Bulma non capiva perché lui avesse il bisogno di giustificare la sua partenza, non essendosi mai sentito nel dovere di spiegare le proprie intenzioni a lei.

“Sei libera…” le disse il saiyan dandole definitivamente le spalle.

“Non…non capisco…”.

“Sei libera da me…puoi cercarti qualcun altro…un altro padre per Trunks…se credi che ne abbia bisogno…un altro… cui concedere il tuo letto…”.

Bulma non sapeva se risentirsi di quella proposta che rasentava l’offesa o cogliere l’aspetto più generoso di esso:

“Mi hai da sempre detto che ero libera di fare quello che volevo…che io e te eravamo indipendenti l’uno dall’altra…perché mi dici adesso questo…?”.

Lui stava per dirle che, il giorno in cui l’aveva posseduta la prima volta, aveva promesso sé stesso che l’avrebbe uccisa senza pietà se lei fosse appartenuta a qualcun altro, invece:

“Non è cambiato esattamente niente da quello che pensavo prima di noi…ti ho detto questo perché tu non ti convinca che quest’ora che abbiamo passato insieme possa avere qualche significato per me…” fu l’ultima efferatezza che le rivolse.

“Non c’è alcun problema…” ribatté lei a testa alta, voltando i tacchi ed uscendo sotto la pioggia scrosciante.

 

* * *

 

L’alba sopraggiunse, ma il sole quel giorno non spuntò mai, coperto da una spessa coltre di nubi.

Vegeta percorse il giardino, lasciando sul terreno melmoso l’impronte della sua partenza. Nel silenzio di quel mattino, a cui la città non aveva ancora aperto i suoi occhi, la cadenza dei suoi passi si attutì nelle pozzanghere disseminate sul suo cammino.

Si guardò intorno: accanto alla capsula pronta per il decollo c’era solo uno scienziato dagli occhi assonnati ed una sigaretta già accesa tra le labbra.

Lei non c’era dunque…non era venuta a supplicarlo di non partire…non era venuta per mostrargli le sue lacrime…invero neanche il giorno prima aveva tentato in qualche modo di opporsi alla sua decisione.

Lo avrebbe fatto la Bulma che lui aveva conosciuto solo pochi anni prima, non la donna che adesso era diventata, che lui, senza neanche volere, aveva fatto crescere regalandole sé stesso, un figlio e tanta disperazione.

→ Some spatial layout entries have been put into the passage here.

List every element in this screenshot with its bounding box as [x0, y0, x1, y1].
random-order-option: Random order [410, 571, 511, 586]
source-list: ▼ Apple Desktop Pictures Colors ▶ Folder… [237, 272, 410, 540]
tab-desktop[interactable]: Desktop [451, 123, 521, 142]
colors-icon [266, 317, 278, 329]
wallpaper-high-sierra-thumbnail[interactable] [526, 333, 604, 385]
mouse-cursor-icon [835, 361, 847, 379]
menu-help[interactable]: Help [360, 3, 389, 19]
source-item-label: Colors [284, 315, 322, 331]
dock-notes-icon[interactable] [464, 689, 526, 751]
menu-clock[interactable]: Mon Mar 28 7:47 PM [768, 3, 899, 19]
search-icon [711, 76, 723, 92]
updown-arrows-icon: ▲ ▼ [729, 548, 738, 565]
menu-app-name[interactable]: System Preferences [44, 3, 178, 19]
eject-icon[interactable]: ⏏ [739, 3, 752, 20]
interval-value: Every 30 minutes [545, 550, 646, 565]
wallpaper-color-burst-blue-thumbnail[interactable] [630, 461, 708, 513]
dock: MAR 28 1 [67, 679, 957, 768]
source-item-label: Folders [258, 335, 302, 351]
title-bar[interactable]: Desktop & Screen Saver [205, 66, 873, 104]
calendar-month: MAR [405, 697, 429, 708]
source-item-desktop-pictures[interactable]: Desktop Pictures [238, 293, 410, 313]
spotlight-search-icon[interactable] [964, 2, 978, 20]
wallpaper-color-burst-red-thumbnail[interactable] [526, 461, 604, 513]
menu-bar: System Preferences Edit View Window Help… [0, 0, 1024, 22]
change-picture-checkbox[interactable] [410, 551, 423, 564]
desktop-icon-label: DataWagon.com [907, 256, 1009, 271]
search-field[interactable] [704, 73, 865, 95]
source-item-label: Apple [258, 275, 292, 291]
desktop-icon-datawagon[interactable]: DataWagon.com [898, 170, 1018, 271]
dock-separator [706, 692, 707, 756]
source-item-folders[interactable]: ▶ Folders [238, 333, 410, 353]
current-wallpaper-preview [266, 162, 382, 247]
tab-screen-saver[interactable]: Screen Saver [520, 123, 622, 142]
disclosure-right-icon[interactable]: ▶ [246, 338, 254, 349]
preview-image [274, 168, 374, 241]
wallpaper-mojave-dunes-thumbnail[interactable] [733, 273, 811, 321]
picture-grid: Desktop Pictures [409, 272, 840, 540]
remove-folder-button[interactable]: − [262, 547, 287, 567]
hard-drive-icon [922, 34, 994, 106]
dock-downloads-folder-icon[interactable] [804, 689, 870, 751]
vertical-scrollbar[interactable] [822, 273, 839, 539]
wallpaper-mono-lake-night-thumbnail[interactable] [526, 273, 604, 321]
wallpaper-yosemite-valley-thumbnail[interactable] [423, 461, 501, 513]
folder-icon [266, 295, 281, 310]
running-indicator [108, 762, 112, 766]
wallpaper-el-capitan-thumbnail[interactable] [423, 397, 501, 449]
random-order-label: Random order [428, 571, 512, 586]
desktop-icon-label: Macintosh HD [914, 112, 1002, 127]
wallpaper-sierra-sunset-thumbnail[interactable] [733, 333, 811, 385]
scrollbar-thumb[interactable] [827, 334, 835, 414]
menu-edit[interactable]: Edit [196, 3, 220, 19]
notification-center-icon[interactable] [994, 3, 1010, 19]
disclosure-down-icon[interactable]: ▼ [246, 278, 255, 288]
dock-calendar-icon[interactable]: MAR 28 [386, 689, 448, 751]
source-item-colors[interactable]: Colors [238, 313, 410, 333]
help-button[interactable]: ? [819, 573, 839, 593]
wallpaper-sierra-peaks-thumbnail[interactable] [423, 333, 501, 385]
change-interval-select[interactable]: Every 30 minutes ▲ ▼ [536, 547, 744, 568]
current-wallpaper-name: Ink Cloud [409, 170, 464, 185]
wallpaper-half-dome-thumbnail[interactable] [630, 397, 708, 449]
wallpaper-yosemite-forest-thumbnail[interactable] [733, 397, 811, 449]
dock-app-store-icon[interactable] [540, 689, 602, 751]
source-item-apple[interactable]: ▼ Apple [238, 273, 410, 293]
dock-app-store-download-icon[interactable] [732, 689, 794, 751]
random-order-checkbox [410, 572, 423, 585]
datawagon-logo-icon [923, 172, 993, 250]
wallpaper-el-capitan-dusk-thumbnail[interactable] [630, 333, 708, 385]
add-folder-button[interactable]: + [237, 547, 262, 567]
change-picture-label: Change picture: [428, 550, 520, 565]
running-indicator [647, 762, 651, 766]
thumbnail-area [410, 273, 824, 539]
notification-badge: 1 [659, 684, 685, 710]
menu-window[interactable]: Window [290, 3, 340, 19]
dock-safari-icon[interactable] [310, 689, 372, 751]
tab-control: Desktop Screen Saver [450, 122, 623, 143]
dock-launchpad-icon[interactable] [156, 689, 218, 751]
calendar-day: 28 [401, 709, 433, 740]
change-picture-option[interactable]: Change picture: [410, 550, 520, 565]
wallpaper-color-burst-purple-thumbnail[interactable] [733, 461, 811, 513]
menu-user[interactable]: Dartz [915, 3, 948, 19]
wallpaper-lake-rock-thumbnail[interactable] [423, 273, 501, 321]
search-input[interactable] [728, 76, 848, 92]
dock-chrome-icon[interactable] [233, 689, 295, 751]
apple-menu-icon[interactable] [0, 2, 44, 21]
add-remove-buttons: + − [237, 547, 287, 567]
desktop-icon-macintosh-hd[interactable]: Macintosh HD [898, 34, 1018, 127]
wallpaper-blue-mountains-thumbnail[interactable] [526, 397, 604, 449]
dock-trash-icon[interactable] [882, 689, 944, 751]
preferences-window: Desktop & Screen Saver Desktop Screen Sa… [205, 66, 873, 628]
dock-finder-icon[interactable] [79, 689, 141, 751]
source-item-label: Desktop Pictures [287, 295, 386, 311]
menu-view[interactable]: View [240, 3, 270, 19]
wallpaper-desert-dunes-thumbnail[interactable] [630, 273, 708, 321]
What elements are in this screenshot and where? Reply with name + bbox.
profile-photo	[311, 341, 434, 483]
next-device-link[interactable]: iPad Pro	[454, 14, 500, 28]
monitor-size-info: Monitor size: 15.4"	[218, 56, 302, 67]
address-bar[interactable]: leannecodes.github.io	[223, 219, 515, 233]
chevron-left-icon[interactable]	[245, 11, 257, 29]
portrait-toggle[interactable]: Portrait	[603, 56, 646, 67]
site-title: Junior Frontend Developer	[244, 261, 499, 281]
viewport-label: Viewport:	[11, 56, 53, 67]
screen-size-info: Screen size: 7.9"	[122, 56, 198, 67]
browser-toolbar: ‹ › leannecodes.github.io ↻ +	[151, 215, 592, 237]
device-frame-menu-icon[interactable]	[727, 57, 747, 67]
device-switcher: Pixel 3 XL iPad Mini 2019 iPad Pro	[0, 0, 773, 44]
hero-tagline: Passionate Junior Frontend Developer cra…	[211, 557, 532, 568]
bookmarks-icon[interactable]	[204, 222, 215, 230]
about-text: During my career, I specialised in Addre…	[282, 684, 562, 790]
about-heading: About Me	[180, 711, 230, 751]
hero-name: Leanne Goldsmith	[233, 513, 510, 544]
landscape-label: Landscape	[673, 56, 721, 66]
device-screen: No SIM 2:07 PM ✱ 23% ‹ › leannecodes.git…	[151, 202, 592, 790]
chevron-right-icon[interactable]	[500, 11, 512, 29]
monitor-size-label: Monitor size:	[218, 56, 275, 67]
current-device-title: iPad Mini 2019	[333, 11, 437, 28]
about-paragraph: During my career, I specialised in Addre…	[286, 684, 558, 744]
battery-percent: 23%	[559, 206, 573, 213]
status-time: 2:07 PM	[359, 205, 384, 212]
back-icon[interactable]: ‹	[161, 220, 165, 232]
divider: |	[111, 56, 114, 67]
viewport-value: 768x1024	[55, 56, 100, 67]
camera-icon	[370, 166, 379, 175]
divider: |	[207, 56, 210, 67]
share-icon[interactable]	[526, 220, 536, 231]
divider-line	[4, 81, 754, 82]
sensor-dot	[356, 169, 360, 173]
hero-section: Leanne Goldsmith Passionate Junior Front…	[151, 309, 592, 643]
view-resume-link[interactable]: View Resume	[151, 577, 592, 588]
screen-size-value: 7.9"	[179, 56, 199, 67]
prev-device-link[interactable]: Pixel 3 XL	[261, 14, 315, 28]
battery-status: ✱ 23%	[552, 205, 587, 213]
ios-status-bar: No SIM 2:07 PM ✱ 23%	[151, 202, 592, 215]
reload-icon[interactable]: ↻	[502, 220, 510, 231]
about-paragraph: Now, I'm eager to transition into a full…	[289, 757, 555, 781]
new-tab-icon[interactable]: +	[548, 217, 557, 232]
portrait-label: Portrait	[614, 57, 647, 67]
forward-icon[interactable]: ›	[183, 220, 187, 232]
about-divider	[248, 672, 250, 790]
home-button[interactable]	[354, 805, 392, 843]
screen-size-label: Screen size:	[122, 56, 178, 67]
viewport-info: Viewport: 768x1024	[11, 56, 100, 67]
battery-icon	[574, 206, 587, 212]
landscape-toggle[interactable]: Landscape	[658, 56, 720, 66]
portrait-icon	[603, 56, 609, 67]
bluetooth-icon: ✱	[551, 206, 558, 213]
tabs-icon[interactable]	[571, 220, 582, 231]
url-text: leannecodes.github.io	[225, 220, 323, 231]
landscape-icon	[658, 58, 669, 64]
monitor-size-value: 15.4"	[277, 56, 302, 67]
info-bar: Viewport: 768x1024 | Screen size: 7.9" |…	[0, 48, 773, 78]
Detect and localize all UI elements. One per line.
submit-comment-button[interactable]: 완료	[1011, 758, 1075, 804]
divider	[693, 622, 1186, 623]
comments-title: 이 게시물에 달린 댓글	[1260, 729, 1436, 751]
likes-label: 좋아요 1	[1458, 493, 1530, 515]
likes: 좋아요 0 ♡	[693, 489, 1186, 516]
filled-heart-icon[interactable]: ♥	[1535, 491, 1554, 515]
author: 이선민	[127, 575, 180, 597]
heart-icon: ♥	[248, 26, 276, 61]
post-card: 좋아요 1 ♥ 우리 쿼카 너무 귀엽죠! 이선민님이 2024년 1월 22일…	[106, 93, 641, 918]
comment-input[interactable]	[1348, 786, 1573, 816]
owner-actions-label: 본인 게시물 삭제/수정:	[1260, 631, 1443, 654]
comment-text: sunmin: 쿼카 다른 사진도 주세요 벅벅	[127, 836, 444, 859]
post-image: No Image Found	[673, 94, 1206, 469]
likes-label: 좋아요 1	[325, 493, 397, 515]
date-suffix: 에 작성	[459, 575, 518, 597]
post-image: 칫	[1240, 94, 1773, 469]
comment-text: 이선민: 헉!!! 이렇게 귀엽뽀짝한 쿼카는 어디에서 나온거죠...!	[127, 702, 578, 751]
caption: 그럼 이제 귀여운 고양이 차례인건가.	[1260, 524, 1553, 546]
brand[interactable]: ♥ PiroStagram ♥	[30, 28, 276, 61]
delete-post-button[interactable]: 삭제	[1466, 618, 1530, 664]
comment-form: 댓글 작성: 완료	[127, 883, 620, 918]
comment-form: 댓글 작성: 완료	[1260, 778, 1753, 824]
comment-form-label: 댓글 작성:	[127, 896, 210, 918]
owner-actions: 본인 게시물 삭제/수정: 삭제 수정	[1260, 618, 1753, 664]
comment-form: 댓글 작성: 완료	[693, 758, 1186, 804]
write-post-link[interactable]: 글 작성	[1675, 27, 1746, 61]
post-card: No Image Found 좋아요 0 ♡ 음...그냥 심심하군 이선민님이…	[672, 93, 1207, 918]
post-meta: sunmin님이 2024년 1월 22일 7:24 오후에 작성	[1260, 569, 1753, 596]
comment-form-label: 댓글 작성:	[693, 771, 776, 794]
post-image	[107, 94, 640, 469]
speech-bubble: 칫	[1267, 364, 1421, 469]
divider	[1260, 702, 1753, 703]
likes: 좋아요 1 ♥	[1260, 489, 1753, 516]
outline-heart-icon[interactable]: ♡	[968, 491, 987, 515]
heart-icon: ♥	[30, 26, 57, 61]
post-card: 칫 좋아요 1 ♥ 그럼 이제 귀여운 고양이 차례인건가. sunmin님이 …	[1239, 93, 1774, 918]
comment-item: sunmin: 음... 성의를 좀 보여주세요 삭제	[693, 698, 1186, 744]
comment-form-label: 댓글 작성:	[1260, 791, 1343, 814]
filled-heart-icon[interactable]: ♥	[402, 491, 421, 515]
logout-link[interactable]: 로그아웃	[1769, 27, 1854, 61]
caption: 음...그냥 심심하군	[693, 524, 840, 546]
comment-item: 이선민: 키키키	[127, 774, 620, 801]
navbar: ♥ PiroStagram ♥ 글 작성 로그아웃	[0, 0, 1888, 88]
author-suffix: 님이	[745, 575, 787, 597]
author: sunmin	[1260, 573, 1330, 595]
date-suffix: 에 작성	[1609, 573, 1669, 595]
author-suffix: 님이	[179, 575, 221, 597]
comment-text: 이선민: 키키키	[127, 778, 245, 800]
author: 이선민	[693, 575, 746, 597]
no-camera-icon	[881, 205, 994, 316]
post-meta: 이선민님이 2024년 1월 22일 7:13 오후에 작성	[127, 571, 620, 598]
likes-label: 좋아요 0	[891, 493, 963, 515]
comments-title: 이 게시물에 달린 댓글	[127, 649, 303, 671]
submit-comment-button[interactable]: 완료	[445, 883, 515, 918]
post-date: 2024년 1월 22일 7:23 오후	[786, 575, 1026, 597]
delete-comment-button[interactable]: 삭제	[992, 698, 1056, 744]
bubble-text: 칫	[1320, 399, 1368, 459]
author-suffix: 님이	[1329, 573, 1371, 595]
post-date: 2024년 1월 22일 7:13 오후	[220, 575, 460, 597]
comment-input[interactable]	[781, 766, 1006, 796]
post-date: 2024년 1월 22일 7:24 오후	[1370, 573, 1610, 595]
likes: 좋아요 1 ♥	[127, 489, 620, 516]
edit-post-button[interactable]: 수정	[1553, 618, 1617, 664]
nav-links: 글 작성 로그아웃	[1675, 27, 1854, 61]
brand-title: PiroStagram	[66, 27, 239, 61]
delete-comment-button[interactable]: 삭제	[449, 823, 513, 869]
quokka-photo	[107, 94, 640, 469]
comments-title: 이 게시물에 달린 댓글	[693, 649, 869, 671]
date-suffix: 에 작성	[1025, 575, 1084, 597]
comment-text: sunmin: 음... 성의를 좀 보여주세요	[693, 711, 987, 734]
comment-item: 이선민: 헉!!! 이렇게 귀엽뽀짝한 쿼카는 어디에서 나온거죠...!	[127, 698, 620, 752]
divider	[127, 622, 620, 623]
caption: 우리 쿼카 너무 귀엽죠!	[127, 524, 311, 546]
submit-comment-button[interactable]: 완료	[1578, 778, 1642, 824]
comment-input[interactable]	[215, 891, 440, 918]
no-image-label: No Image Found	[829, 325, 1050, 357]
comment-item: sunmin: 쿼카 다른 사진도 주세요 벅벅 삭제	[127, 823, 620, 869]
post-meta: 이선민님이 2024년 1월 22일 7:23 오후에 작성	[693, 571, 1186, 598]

Lei, intanto, da dietro i vetri della sua stanza, lo vide salire sulla navicella. Teneva tra la braccia suo figlio:

“Piccolo mio…tuo padre se ne sta per andare…

Ho promesso a me stessa che non l’avrei fermato…che non sarei andata a salutarlo facendogli vedere la mia afflizione…

Che non avrei pianto…perché anch’io ho un orgoglio, troppo spesso ferito, da difendere quanto il suo…e da lui ho imparato ad avere il controllo delle mie azioni…

Eppure ho un nodo che mi attanaglia la gola…

Sento i miei occhi già infuocati…

Ogni forza di volontà già vacilla in questa valle di lacrime che mi inonda…

Piango…ma non vorrei perché so di essere forte…non dovrei perché lui non lo merita…

Ti prego…piccolo mio…piangi…perché le mie lacrime possano confondersi alle tue…”.